En mars, l’affiche du Poche propose Écorces de Jérôme Richer. Coup de projecteur sur la pièce et son auteur.

Article mis en ligne le mars 2010
dernière modification le 24 mars 2010

par Julien LAMBERT, Rosine SCHAUTZ

Pasolini, Fo, Bond  : les auteurs que Jérôme Richer visite ont une dimension politique voire militante, qui se retrouve dans ses propres textes. Mais à trente-cinq ans, ce juriste devenu enfant de la balle sur le tard est loin d’être un ado. Non content d’écrire par engagement, il veut encore questionner dans ses pièces cette notion souvent galvaudée. Une œuvre âpre, brute voire brutale dans sa forme, Écorces dépasse ainsi le coup de poing sur la table.

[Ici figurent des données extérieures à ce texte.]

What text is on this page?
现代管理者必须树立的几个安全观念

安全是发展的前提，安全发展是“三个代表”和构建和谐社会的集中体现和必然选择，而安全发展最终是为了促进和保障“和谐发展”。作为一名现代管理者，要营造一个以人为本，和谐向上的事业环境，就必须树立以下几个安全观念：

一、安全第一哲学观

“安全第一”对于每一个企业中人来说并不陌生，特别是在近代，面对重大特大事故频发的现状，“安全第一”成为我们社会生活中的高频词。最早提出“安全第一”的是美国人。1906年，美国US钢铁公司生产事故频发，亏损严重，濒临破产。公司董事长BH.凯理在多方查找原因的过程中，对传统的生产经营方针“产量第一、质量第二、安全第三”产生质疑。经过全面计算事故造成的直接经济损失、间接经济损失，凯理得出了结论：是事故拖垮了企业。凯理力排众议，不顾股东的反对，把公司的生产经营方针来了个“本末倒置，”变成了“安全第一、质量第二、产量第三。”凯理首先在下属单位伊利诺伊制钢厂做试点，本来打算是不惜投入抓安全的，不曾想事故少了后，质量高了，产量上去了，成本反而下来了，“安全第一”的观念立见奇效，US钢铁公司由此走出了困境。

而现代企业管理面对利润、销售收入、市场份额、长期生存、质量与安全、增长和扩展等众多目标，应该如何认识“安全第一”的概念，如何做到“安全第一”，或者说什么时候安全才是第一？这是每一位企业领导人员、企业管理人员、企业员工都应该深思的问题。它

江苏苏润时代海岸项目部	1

Et brouille les échelles de valeurs qui tendraient à séparer un soldat et une révolutionnaire, dont les évolutions parallèles ne se rencontrent pourtant jamais…

Dans Écorces, la distribution des rôles semble assez claire  : un système d’oppression représenté par la Télévision ; un agent inconscient de ce système  : le Soldat ; deux victimes, les sœurs, l’une qui subit, l’autre qui s’insurge…
Je suis parti de quelque chose de très basique, puis aux moments cruciaux de leurs vies, les perceptions de ces personnages s’inversent. Cela correspond à ma méthode de travail. J’écris beaucoup et de manière très explicative dans un premier temps, puis il s’agit de rendre les choses moins évidentes, plus suggestives...

Les trajectoires s’équilibrent en effet : le soldat déserte, la révolutionnaire sombre dans l’abattement. La résultante n’en est pas moins unilatéralement négative…
Je ne trouve pas. Deux personnages sur trois s’en sortent, parce qu’ils s’ouvrent à la vie en sortant de leurs schémas, opposés mais identiquement normés. Le soldat, par la lecture, découvre une autre réalité, comme la sœur résignée, qui devient contestataire. Sa fuite n’est pas un abandon, mais le choix valable de se reconstruire, une chance de recommencer. C’est elle, qui semblait d’abord plus passive, qui porte finalement sa sœur.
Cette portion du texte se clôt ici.